Dominic da Silva, in his late fifties, has terminal cancer. This diagnosis prompts him to return to the diaries he kept from his boarding school years into his early thirties.
These notebooks conjure lost tableaux of Britain in the 1960s, 70s and early 80s- with the emotional repression and genteel rural poverty of his youth, through to upbeat accounts of later joyful excess and profound friendship.
Dominic has the chameleon qualities of the true survivor- by the age of thirty, he has carved out a promising career and is married to a wealthy young lawyer, herself the very epitome of upward mobility. But he's cursed, it seems, by wanting everything to which he's supremely ill-suited.
A quarter of a century later, it all looks very different. His has, in many ways, been a thwarted existence, and Dominic's diaries chart his lurching journey towards self-recognition - from grand house parties to a hostel for the homeless, from an apparently perfect life to arrest and ignominy.
Under the Table is a powerful homage to truth and friendship - and a recognition of the toughness upon which both depend.

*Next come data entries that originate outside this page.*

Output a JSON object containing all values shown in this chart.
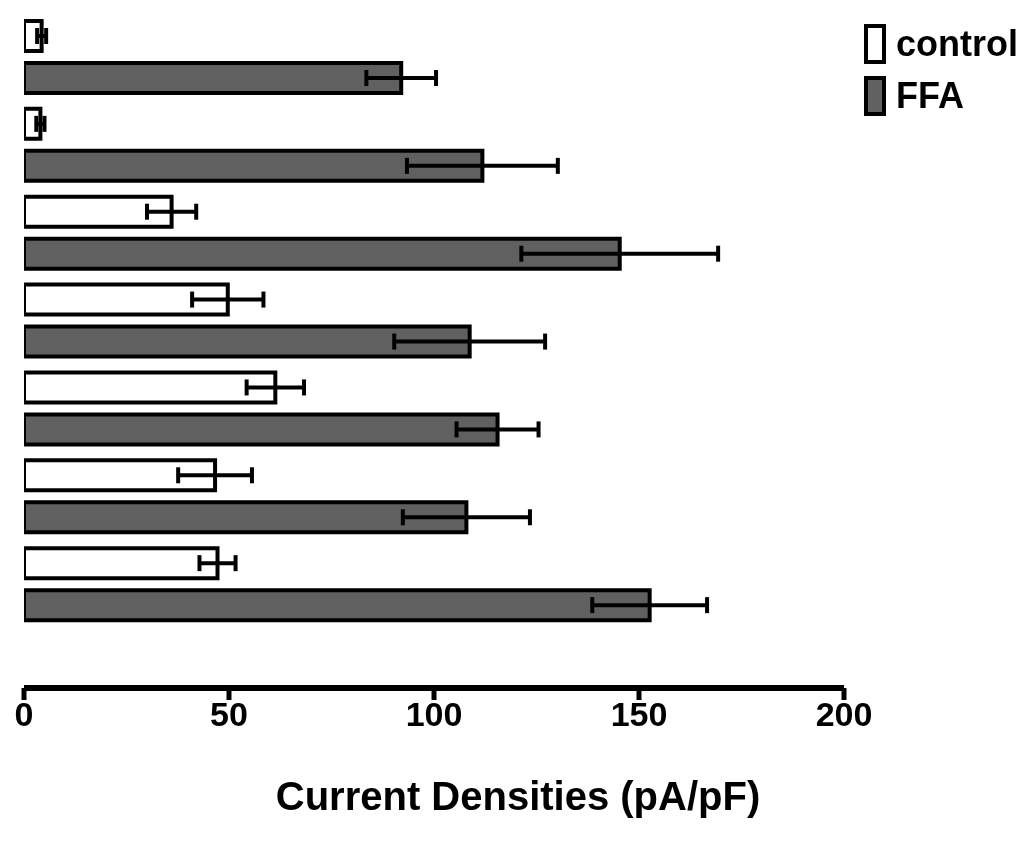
{
  "chart_data": {
    "type": "bar",
    "orientation": "horizontal",
    "xlabel": "Current Densities (pA/pF)",
    "categories": [
      null,
      null,
      null,
      null,
      null,
      null,
      null
    ],
    "series": [
      {
        "name": "control",
        "color": "#ffffff",
        "values": [
          4.3,
          4,
          36,
          49.7,
          61.3,
          46.6,
          47.2
        ],
        "errors": [
          1.1,
          1,
          6,
          8.7,
          7,
          9,
          4.4
        ]
      },
      {
        "name": "FFA",
        "color": "#606060",
        "values": [
          92,
          111.8,
          145.3,
          108.7,
          115.5,
          107.9,
          152.6
        ],
        "errors": [
          8.5,
          18.4,
          24,
          18.4,
          10,
          15.5,
          14
        ]
      }
    ],
    "xlim": [
      0,
      200
    ],
    "xticks": [
      0,
      50,
      100,
      150,
      200
    ],
    "legend": "top right",
    "grid": false
  }
}
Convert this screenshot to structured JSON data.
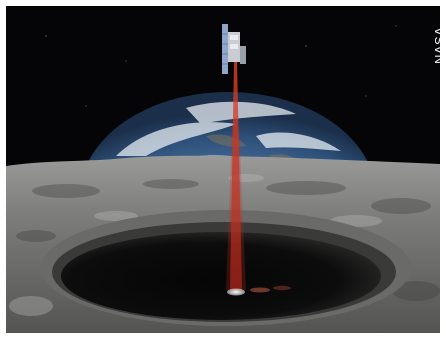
{
  "image": {
    "credit_label": "NASA",
    "colors": {
      "space": "#050507",
      "laser": "#c0301f",
      "earth_ocean": "#3f6a9a",
      "moon_surface": "#8a8a88"
    }
  }
}
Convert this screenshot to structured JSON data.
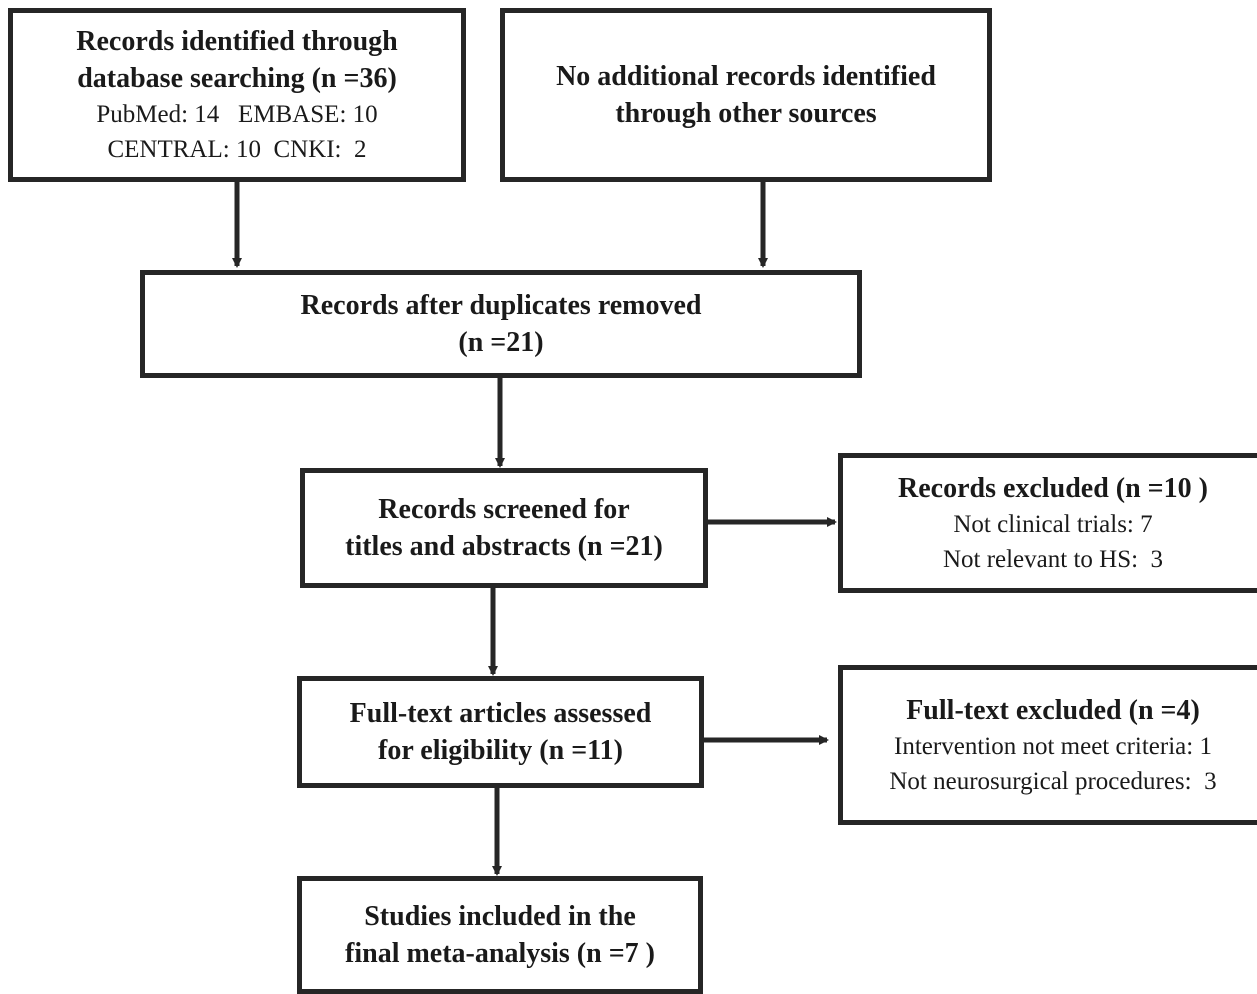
{
  "flow": {
    "identified": {
      "title1": "Records identified through",
      "title2": "database searching (n =36)",
      "line3": "PubMed: 14   EMBASE: 10",
      "line4": "CENTRAL: 10  CNKI:  2"
    },
    "other_sources": {
      "line1": "No additional records identified",
      "line2": "through other sources"
    },
    "deduplicated": {
      "line1": "Records after duplicates removed",
      "line2": "(n =21)"
    },
    "screened": {
      "line1": "Records screened for",
      "line2": "titles and abstracts (n =21)"
    },
    "records_excluded": {
      "title": "Records excluded (n =10 )",
      "line2": "Not clinical trials: 7",
      "line3": "Not relevant to HS:  3"
    },
    "eligibility": {
      "line1": "Full-text articles assessed",
      "line2": "for eligibility (n =11)"
    },
    "fulltext_excluded": {
      "title": "Full-text excluded (n =4)",
      "line2": "Intervention not meet criteria: 1",
      "line3": "Not neurosurgical procedures:  3"
    },
    "included": {
      "line1": "Studies included in the",
      "line2": "final meta-analysis (n =7 )"
    }
  }
}
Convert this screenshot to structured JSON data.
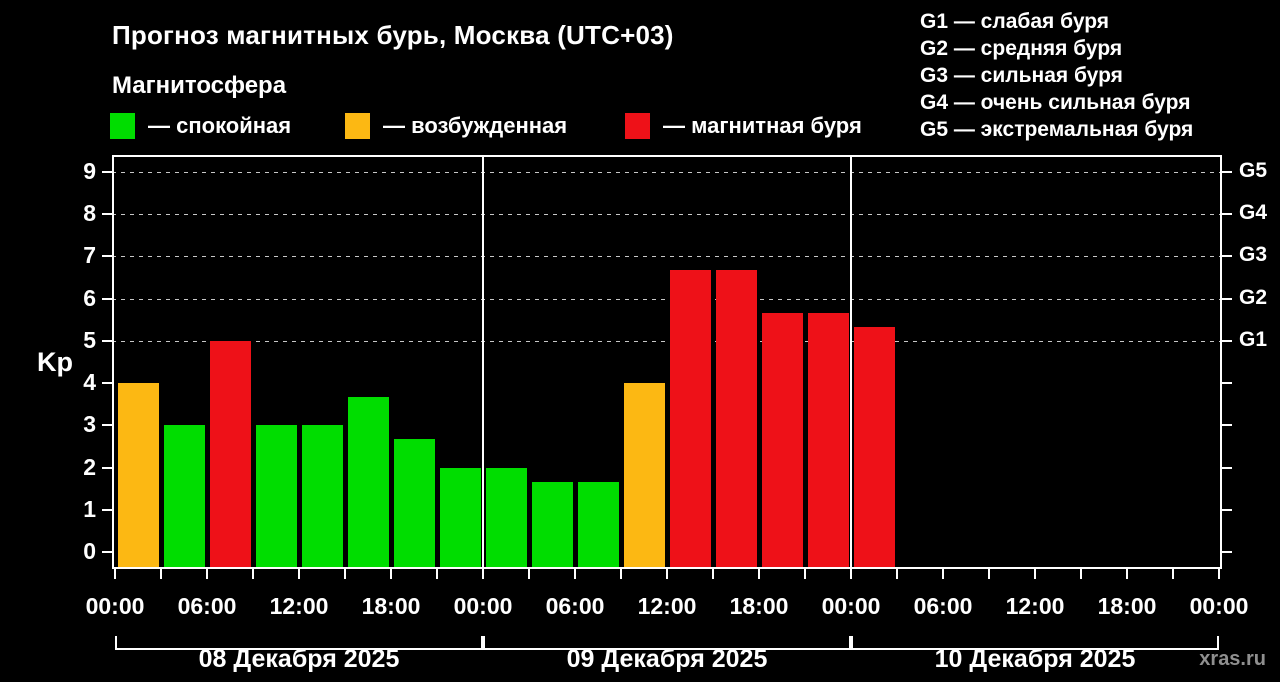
{
  "header": {
    "title": "Прогноз магнитных бурь, Москва (UTC+03)",
    "subtitle": "Магнитосфера"
  },
  "legend": {
    "items": [
      {
        "key": "quiet",
        "label": "— спокойная"
      },
      {
        "key": "unsettled",
        "label": "— возбужденная"
      },
      {
        "key": "storm",
        "label": "— магнитная буря"
      }
    ]
  },
  "storm_scale_legend": [
    {
      "level": "G1",
      "label": "— слабая буря"
    },
    {
      "level": "G2",
      "label": "— средняя буря"
    },
    {
      "level": "G3",
      "label": "— сильная буря"
    },
    {
      "level": "G4",
      "label": "— очень сильная буря"
    },
    {
      "level": "G5",
      "label": "— экстремальная буря"
    }
  ],
  "chart_data": {
    "type": "bar",
    "title": "Прогноз магнитных бурь, Москва (UTC+03)",
    "ylabel": "Kp",
    "ylim": [
      0,
      9
    ],
    "y_display_range": [
      -0.4,
      9.4
    ],
    "yticks": [
      0,
      1,
      2,
      3,
      4,
      5,
      6,
      7,
      8,
      9
    ],
    "grid_levels": [
      5,
      6,
      7,
      8,
      9
    ],
    "grid_style": "dashed",
    "right_axis": [
      {
        "kp": 5,
        "label": "G1"
      },
      {
        "kp": 6,
        "label": "G2"
      },
      {
        "kp": 7,
        "label": "G3"
      },
      {
        "kp": 8,
        "label": "G4"
      },
      {
        "kp": 9,
        "label": "G5"
      }
    ],
    "slot_hours": 3,
    "slots_per_day": 8,
    "time_tick_labels": [
      "00:00",
      "06:00",
      "12:00",
      "18:00",
      "00:00",
      "06:00",
      "12:00",
      "18:00",
      "00:00",
      "06:00",
      "12:00",
      "18:00",
      "00:00"
    ],
    "days": [
      {
        "date": "08 Декабря 2025",
        "bars": [
          {
            "kp": 4.0,
            "state": "unsettled"
          },
          {
            "kp": 3.0,
            "state": "quiet"
          },
          {
            "kp": 5.0,
            "state": "storm"
          },
          {
            "kp": 3.0,
            "state": "quiet"
          },
          {
            "kp": 3.0,
            "state": "quiet"
          },
          {
            "kp": 3.67,
            "state": "quiet"
          },
          {
            "kp": 2.67,
            "state": "quiet"
          },
          {
            "kp": 2.0,
            "state": "quiet"
          }
        ]
      },
      {
        "date": "09 Декабря 2025",
        "bars": [
          {
            "kp": 2.0,
            "state": "quiet"
          },
          {
            "kp": 1.67,
            "state": "quiet"
          },
          {
            "kp": 1.67,
            "state": "quiet"
          },
          {
            "kp": 4.0,
            "state": "unsettled"
          },
          {
            "kp": 6.67,
            "state": "storm"
          },
          {
            "kp": 6.67,
            "state": "storm"
          },
          {
            "kp": 5.67,
            "state": "storm"
          },
          {
            "kp": 5.67,
            "state": "storm"
          }
        ]
      },
      {
        "date": "10 Декабря 2025",
        "bars": [
          {
            "kp": 5.33,
            "state": "storm"
          }
        ]
      }
    ],
    "colors": {
      "quiet": "#00dd00",
      "unsettled": "#fcb813",
      "storm": "#ee1118",
      "axis": "#ffffff",
      "grid": "#c8c8c8",
      "background": "#000000"
    }
  },
  "watermark": "xras.ru"
}
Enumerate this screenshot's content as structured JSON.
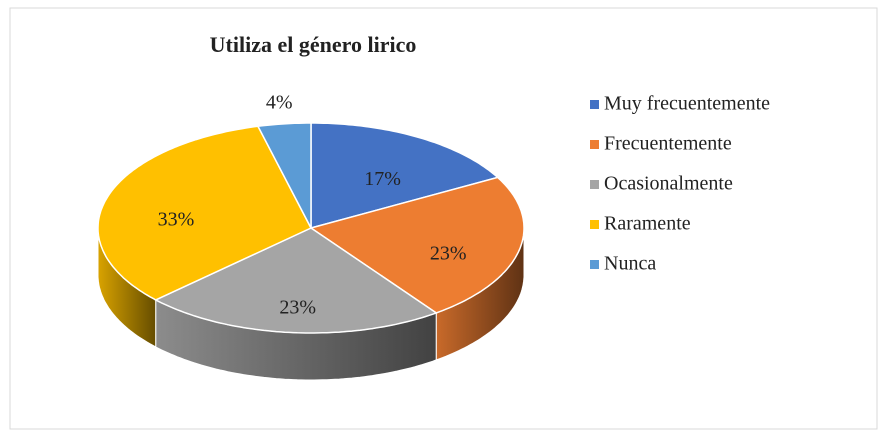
{
  "chart_data": {
    "type": "pie",
    "title": "Utiliza el género lirico",
    "categories": [
      "Muy frecuentemente",
      "Frecuentemente",
      "Ocasionalmente",
      "Raramente",
      "Nunca"
    ],
    "values": [
      17,
      23,
      23,
      33,
      4
    ],
    "value_labels": [
      "17%",
      "23%",
      "23%",
      "33%",
      "4%"
    ],
    "colors": [
      "#4472c4",
      "#ed7d31",
      "#a5a5a5",
      "#ffc000",
      "#5b9bd5"
    ],
    "legend": "right",
    "three_d": true
  }
}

David Hargreaves studied history at Worcester College, Oxford, before becoming a history teacher, first at Stamford School in Lincolnshire, then from April 1986 at Westminster School in London, where he became head of the sixth form and a boarding housemaster. He taught at Westminster for a total of twenty-eight years until 2014. He now divides his time between running his education consultancy and writing, and is a governor of a London preparatory school. He publishes regular articles on history, including a weekly essay about the First World War published in centuryjournal.com. He lives in north London.